Uma das coisas mais curiosas sobre mangás é a variedade de temas diferentes que as histórias abordam, existindo diversas opções para cada nicho. Existe uma série de mangás sobre reencarnar em outro mundo, e sub-nichos sobre reencarnar em outro mundo e fazer algo muito específico (dispensa exemplos). Nesse quesito, Chuck comenta sobre a falta de variedade nos quadrinhos e como os mangá exploram todo tipo de história, abraçando qualquer tipo de leitor.
“No mangá japonês há histórias sobre golfe. Não há uma história sobre golfe. Existem vários quadrinhos sobre golfe.”
Ele então fala sobre o grande contraste com o mercado americano: “Mas aqui, o que obtemos? Temos super-heróis e super-heróis malfeitos. Realmente não há mais nada nas grandes empresas. […] E são todos avatares da agenda política dos escritores. E eles são meio cansativos. Eles não são particularmente bem desenhados. Eles não são particularmente bem realizados.”

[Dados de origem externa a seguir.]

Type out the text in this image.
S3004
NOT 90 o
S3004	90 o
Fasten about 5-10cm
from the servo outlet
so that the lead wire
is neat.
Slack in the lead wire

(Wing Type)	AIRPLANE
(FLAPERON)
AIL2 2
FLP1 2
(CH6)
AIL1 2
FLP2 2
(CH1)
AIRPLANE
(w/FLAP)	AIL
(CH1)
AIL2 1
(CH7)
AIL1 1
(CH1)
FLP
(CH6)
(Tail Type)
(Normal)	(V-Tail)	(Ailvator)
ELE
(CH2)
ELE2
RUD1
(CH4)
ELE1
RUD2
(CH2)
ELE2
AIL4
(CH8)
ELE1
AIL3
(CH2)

Chuck explica que o mercado americano devia aprender com os mangás: “E não me refiro a desenhar pessoas com olhos enormes e muitas linhas de velocidade. Quero dizer, fazer histórias mais variadas. Faça histórias mais complexas. Coloque mais esforço na arte. Coloque mais esforço no ofício. Mude o formato, pelo amor de Deus. Pare de fazer quadrinhos em fólio e veja o que o mangá faz. Essas listas telefônicas grandes e gordas. Quadrinhos lançados semanalmente. Coisas assim. Basta mudar a fórmula. Veja o que o mangá está fazendo. Por que o mangá faz sucesso? Tente copiar isso.”
A decadência dos quadrinhos tem diversos motivos, sendo a artificialização das histórias, reciclagem de personagens, falta de criatividade e novidade, formato de revistas curtas mensais, etc. Além da superexposição após a popularização de filmes de herói, que deve segurar boa parte da indústria.
O que acontece com os mangás em menor escala com adaptações de anime, mas que ao invés de substituírem o mangá, eles atraem o público. Será que um filme de herói tem o mesmo efeito? Fica a questão.
Por fim, gostaria de contextualizar que adoro quadrinhos, e esse texto não é de nenhum modo uma crítica à mídia, e sim a indústria americana e as grandes editoras.